HSAs More Than Double in Six Months, New AHIP Study Shows

Lower Premium Health Insurance Plans Attract Employers, Uninsured and Older Purchasers

(Washington, DC) -- More than a million people currently receive health coverage through lower-premium, high deductible health insurance plans offered in conjunction with health saving accounts, twice as many as six months ago, a study by America’s Health Insurance Plans shows.

According to the study, the new insurance policies eligible for health savings accounts (HSAs) now cover 1,031,000 people, up from 438,000 last September, with much of the recent growth coming from employers offering HSAs to their employees.

“HSAs are steadily gaining momentum in the marketplace,” said AHIP president and CEO Karen Ignagni. “HSA-eligible policies now fill an important niche for employers and individual purchasers, and America’s health insurance plans continue to make them a valuable part of the suite of products they offer.”

Released at a briefing today, the study is based on responses from 99 AHIP member companies, representing almost all the health insurance plans offering HSA-eligible plans, and more than three times the number reporting last September.

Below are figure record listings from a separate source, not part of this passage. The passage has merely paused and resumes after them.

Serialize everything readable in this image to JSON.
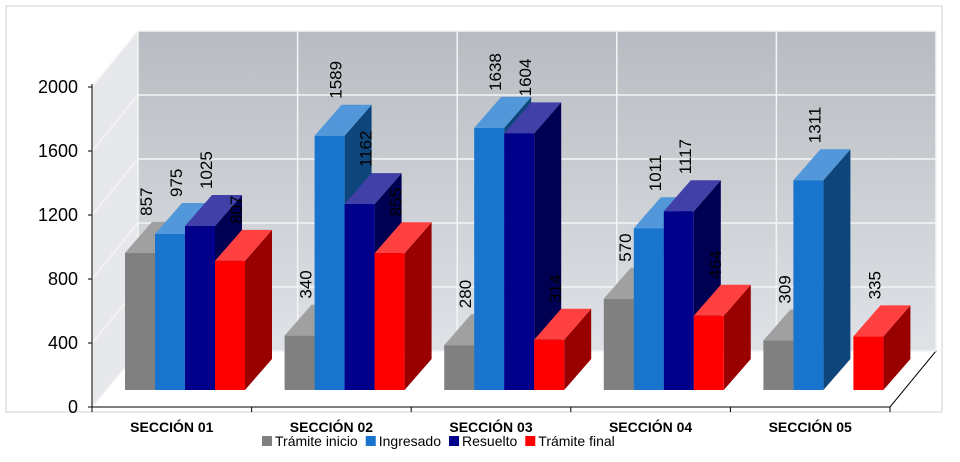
{
  "chart_data": {
    "type": "bar",
    "title": "",
    "xlabel": "",
    "ylabel": "",
    "ylim": [
      0,
      2000
    ],
    "yticks": [
      0,
      400,
      800,
      1200,
      1600,
      2000
    ],
    "grid": true,
    "legend_position": "bottom",
    "categories": [
      "SECCIÓN 01",
      "SECCIÓN 02",
      "SECCIÓN 03",
      "SECCIÓN 04",
      "SECCIÓN 05"
    ],
    "series": [
      {
        "name": "Trámite inicio",
        "color": "#808080",
        "values": [
          857,
          340,
          280,
          570,
          309
        ]
      },
      {
        "name": "Ingresado",
        "color": "#1874CD",
        "values": [
          975,
          1589,
          1638,
          1011,
          1311
        ]
      },
      {
        "name": "Resuelto",
        "color": "#00008B",
        "values": [
          1025,
          1162,
          1604,
          1117,
          null
        ]
      },
      {
        "name": "Trámite final",
        "color": "#FF0000",
        "values": [
          807,
          855,
          314,
          464,
          335
        ]
      }
    ]
  }
}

The second in a series of periodic updates, the study is the most comprehensive census of the new health insurance option available.

These lower-premium plans are an important option, especially for those who might not otherwise be able to afford coverage, Ignagni said, noting that among the companies tracking the information, previously uninsured people purchased 37% of the individual policies. Twenty-seven percent of the policies in the small group market have been sold to employers who did not previously offer coverage to their employees.

Shattering the myth that these new products only attract young and healthy individuals, the census indicates that nearly half of people covered by HSA-eligible insurance are over the age of 40.

An HSA is an account to which employers and individuals can contribute pre-tax dollars for future medical expenses. The accounts belong to the individuals, and unused contributions can roll over from year to year.

Congress created these tax-preferred accounts in late 2003 as part of the Medicare drug legislation. The law requires qualifying high deductible health insurance plans to accompany health savings accounts. The Internal Revenue Service provided guidance on their specific requirements during the first half of last year, issuing its most detailed guidance in early August.

“Most of these plans rely on networks of doctors and hospitals to give consumers access to the same kinds of negotiated discounts available to participants in other health insurance plans, stretching the consumers’ health care dollar and increasing the value of the HSA-eligible plan,” Ignagni said.

Ignagni noted the introduction of HSAs has far outpaced earlier experiences with similar account-based high deductible plans. Only 40,000 Medical Savings Accounts (the precursor to HSAs) were established during the first year they became available, she said, and they failed to ever reach the same level of market penetration in 10 years that HSAs have already achieved.

AHIP’s new Web site, HSADecisions.org, provides up-to-date information on companies that currently offer HSA-eligible health insurance plans, including a state-by-state locator. The site also features a comprehensive HSA learning center, cosponsored by the U.S. Small Business Administration.

Ignagni said growth of health insurance plans offering HSA-eligible products has occurred across the board in the last six months. She said there are now 71 health insurers offering high deductible plans to large employers, compared with 15 in September; 68 insurance companies providing plans to small employers, up from 20 at the time of the earlier report; and 56 companies have HSA-eligible plans for individuals, contrasted with 11 six months ago.